September 2009, Volume 30, Issue 7
Published by AEGIS Communications
Hiossen Introduces the New HG III Implant
Hiossen Inc is the US subsidiary of the Osstem Company based in South Korea, which has been manufacturing dental implants for 12 years. Opening 3 years ago and now with 10 offices across the country, Hiossen has grown along with the recent growth seen in implant dentistry.
Justin Tarpey, Marketing Coordinator, says, “Several factors are affecting this growth: patient awareness and acceptance; increasing insurance coverage; and the involvement of the general dentist.” Tarpey attributes the elective-related growth in implants, even in the present economy, to general dentists educating their patients about implant therapy. “Only specialists were placing implants for the first 25 years,” Tarpey explains. “Now GPs can keep the process simple and comfortable for their patients.”

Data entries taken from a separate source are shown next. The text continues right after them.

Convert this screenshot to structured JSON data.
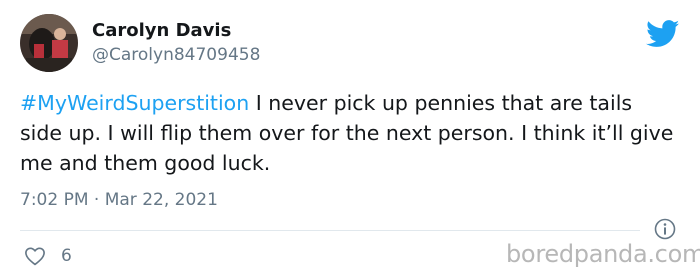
{
  "author": {
    "name": "Carolyn Davis",
    "handle": "@Carolyn84709458"
  },
  "tweet": {
    "hashtag": "#MyWeirdSuperstition",
    "text": " I never pick up pennies that are tails side up. I will flip them over for the next person. I think it’ll give me and them good luck.",
    "timestamp": "7:02 PM · Mar 22, 2021",
    "like_count": "6"
  },
  "watermark": "boredpanda.com",
  "icons": {
    "brand": "twitter-bird-icon",
    "like": "heart-icon",
    "info": "info-icon"
  },
  "colors": {
    "link": "#1da1f2",
    "text": "#14171a",
    "muted": "#657786"
  }
}
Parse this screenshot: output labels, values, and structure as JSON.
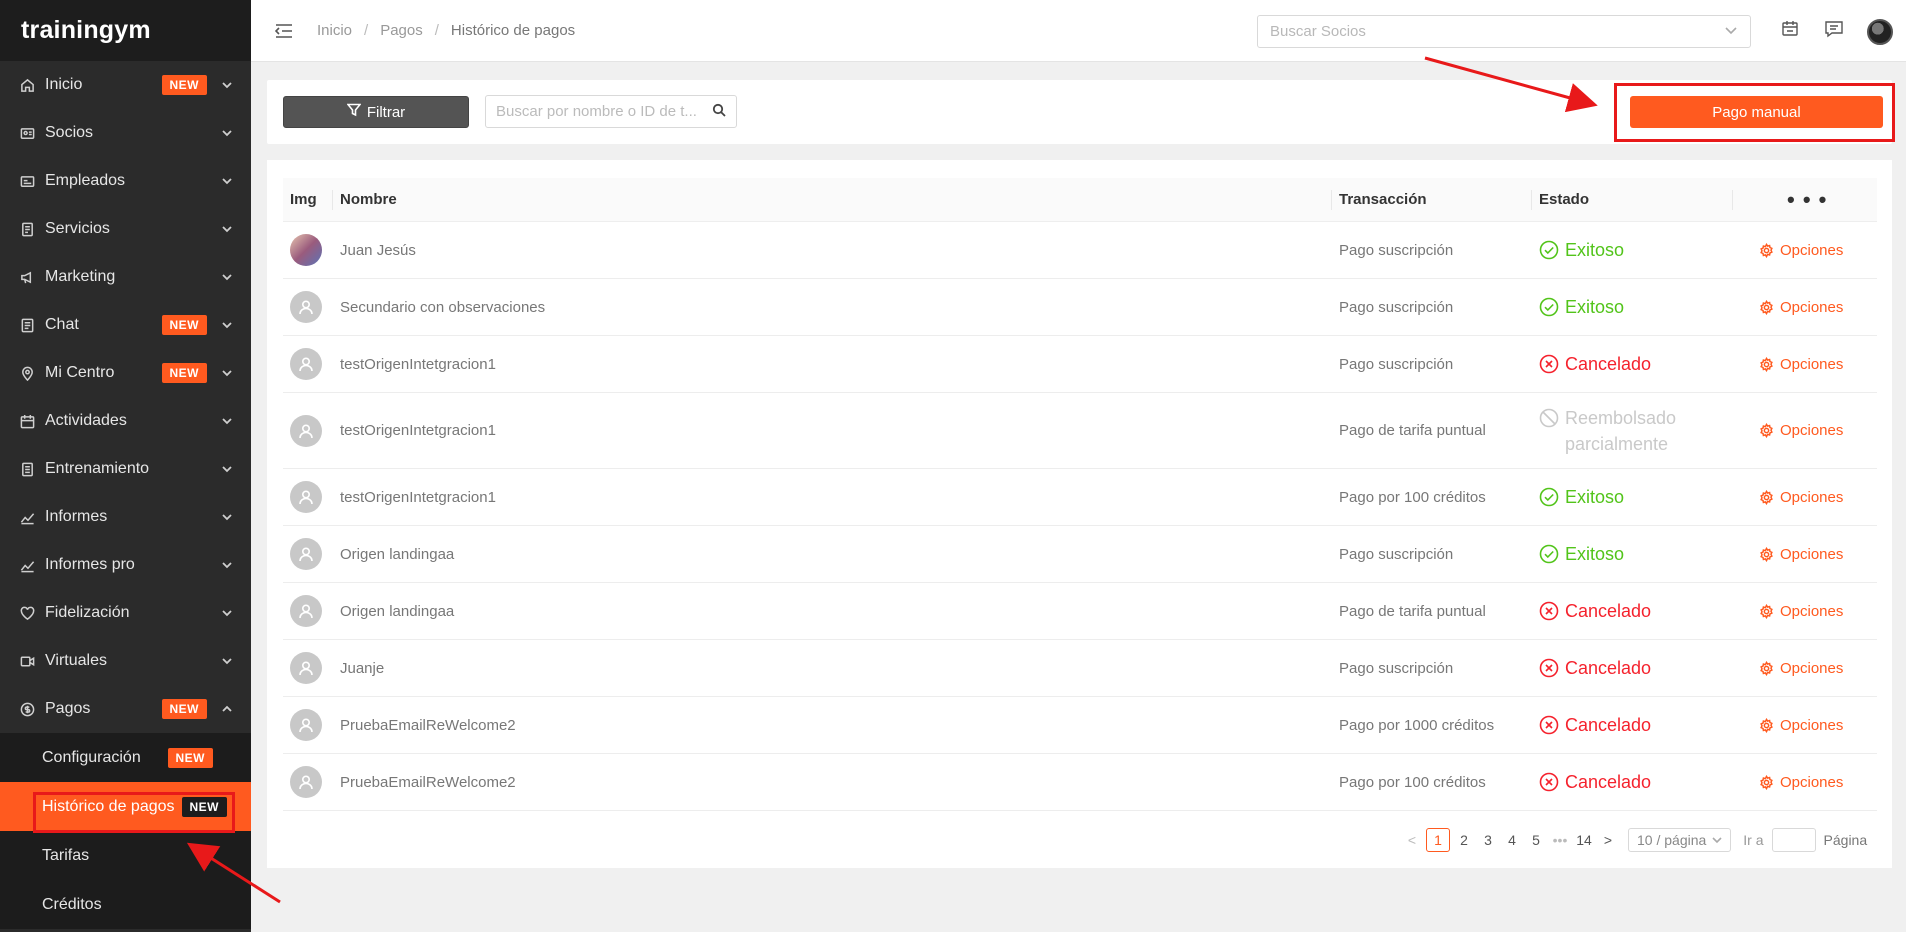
{
  "app": {
    "logo": "trainingym"
  },
  "sidebar": {
    "items": [
      {
        "label": "Inicio",
        "icon": "home-icon",
        "badge": "NEW"
      },
      {
        "label": "Socios",
        "icon": "id-card-icon",
        "badge": ""
      },
      {
        "label": "Empleados",
        "icon": "badge-icon",
        "badge": ""
      },
      {
        "label": "Servicios",
        "icon": "document-icon",
        "badge": ""
      },
      {
        "label": "Marketing",
        "icon": "megaphone-icon",
        "badge": ""
      },
      {
        "label": "Chat",
        "icon": "chat-icon",
        "badge": "NEW"
      },
      {
        "label": "Mi Centro",
        "icon": "location-icon",
        "badge": "NEW"
      },
      {
        "label": "Actividades",
        "icon": "calendar-icon",
        "badge": ""
      },
      {
        "label": "Entrenamiento",
        "icon": "dumbbell-icon",
        "badge": ""
      },
      {
        "label": "Informes",
        "icon": "chart-icon",
        "badge": ""
      },
      {
        "label": "Informes pro",
        "icon": "chart-pro-icon",
        "badge": ""
      },
      {
        "label": "Fidelización",
        "icon": "heart-icon",
        "badge": ""
      },
      {
        "label": "Virtuales",
        "icon": "video-icon",
        "badge": ""
      },
      {
        "label": "Pagos",
        "icon": "dollar-icon",
        "badge": "NEW"
      }
    ],
    "pagos_sub": [
      {
        "label": "Configuración",
        "badge": "NEW"
      },
      {
        "label": "Histórico de pagos",
        "badge": "NEW"
      },
      {
        "label": "Tarifas",
        "badge": ""
      },
      {
        "label": "Créditos",
        "badge": ""
      }
    ]
  },
  "header": {
    "breadcrumb": [
      "Inicio",
      "Pagos",
      "Histórico de pagos"
    ],
    "search_socios_placeholder": "Buscar Socios"
  },
  "toolbar": {
    "filter_label": "Filtrar",
    "search_placeholder": "Buscar por nombre o ID de t...",
    "manual_label": "Pago manual"
  },
  "table": {
    "headers": {
      "img": "Img",
      "name": "Nombre",
      "trx": "Transacción",
      "estado": "Estado",
      "more": "• • •"
    },
    "rows": [
      {
        "name": "Juan Jesús",
        "trx": "Pago suscripción",
        "estado": "Exitoso",
        "status": "ok",
        "photo": true
      },
      {
        "name": "Secundario con observaciones",
        "trx": "Pago suscripción",
        "estado": "Exitoso",
        "status": "ok",
        "photo": false
      },
      {
        "name": "testOrigenIntetgracion1",
        "trx": "Pago suscripción",
        "estado": "Cancelado",
        "status": "cancel",
        "photo": false
      },
      {
        "name": "testOrigenIntetgracion1",
        "trx": "Pago de tarifa puntual",
        "estado": "Reembolsado parcialmente",
        "status": "partial",
        "photo": false
      },
      {
        "name": "testOrigenIntetgracion1",
        "trx": "Pago por 100 créditos",
        "estado": "Exitoso",
        "status": "ok",
        "photo": false
      },
      {
        "name": "Origen landingaa",
        "trx": "Pago suscripción",
        "estado": "Exitoso",
        "status": "ok",
        "photo": false
      },
      {
        "name": "Origen landingaa",
        "trx": "Pago de tarifa puntual",
        "estado": "Cancelado",
        "status": "cancel",
        "photo": false
      },
      {
        "name": "Juanje",
        "trx": "Pago suscripción",
        "estado": "Cancelado",
        "status": "cancel",
        "photo": false
      },
      {
        "name": "PruebaEmailReWelcome2",
        "trx": "Pago por 1000 créditos",
        "estado": "Cancelado",
        "status": "cancel",
        "photo": false
      },
      {
        "name": "PruebaEmailReWelcome2",
        "trx": "Pago por 100 créditos",
        "estado": "Cancelado",
        "status": "cancel",
        "photo": false
      }
    ],
    "options_label": "Opciones"
  },
  "pagination": {
    "prev": "<",
    "pages": [
      "1",
      "2",
      "3",
      "4",
      "5",
      "•••",
      "14"
    ],
    "current": "1",
    "next": ">",
    "page_size": "10 / página",
    "goto_label": "Ir a",
    "page_word": "Página"
  },
  "colors": {
    "accent": "#ff5a1f",
    "sidebar": "#2b2b2b",
    "success": "#52c41a",
    "danger": "#f5222d",
    "annotation": "#e8191a"
  }
}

Hiossen just introduced the HG III implant, which is unique in that it has four main features only some of which other implants incorporate: an aggressive thread design, self-tapping capability, integrated platform switching, and a Morse taper connection. The HG III’s dual thread design has wider threads at the bottom and narrower threads at the top, distributing stress evenly. The implant design also reduces heat during placement, which can cause “the cells to burn out,” according to Tarpey.
The three-cutting-edge design at the apex of the implant eliminates the need for tapping, and the integrated platform-switching design minimizes bone loss and provides more prosthetic options—different widths of abutments can be used without changing the implant size. The Morse taper allows for a tight conical connection; however, if the crown loosens, the abutment remains locked in place.
The HG III has a resorbable-blasted-media, hydroxyapatite-coated surface to enhance early cell attachment. Notably, the HG III is made in the US.
Hiossen surveys clinicians regarding how implant placement can be simplified and be less technique sensitive. The company then tests the technologies through a rigorous scientific process, looking for the best and easiest ways to accomplish implant techniques correctly. Hiossen is examining more innovative surface treatments, especially new bone morphogenetic protein options. The company sponsors study clubs and offers implant training from basic to advanced levels at 10 US locations. They also provide a patient consultation brochure to help clinicians explain treatment options, including the pros and cons of other treatment methods. Another patient educational tool developed by Hiossen is a clear plastic model of the mouth that shows patients how small implants are and how they fit into their anatomy in real-life dimensions. “This helps put patients at ease,” Tarpey says.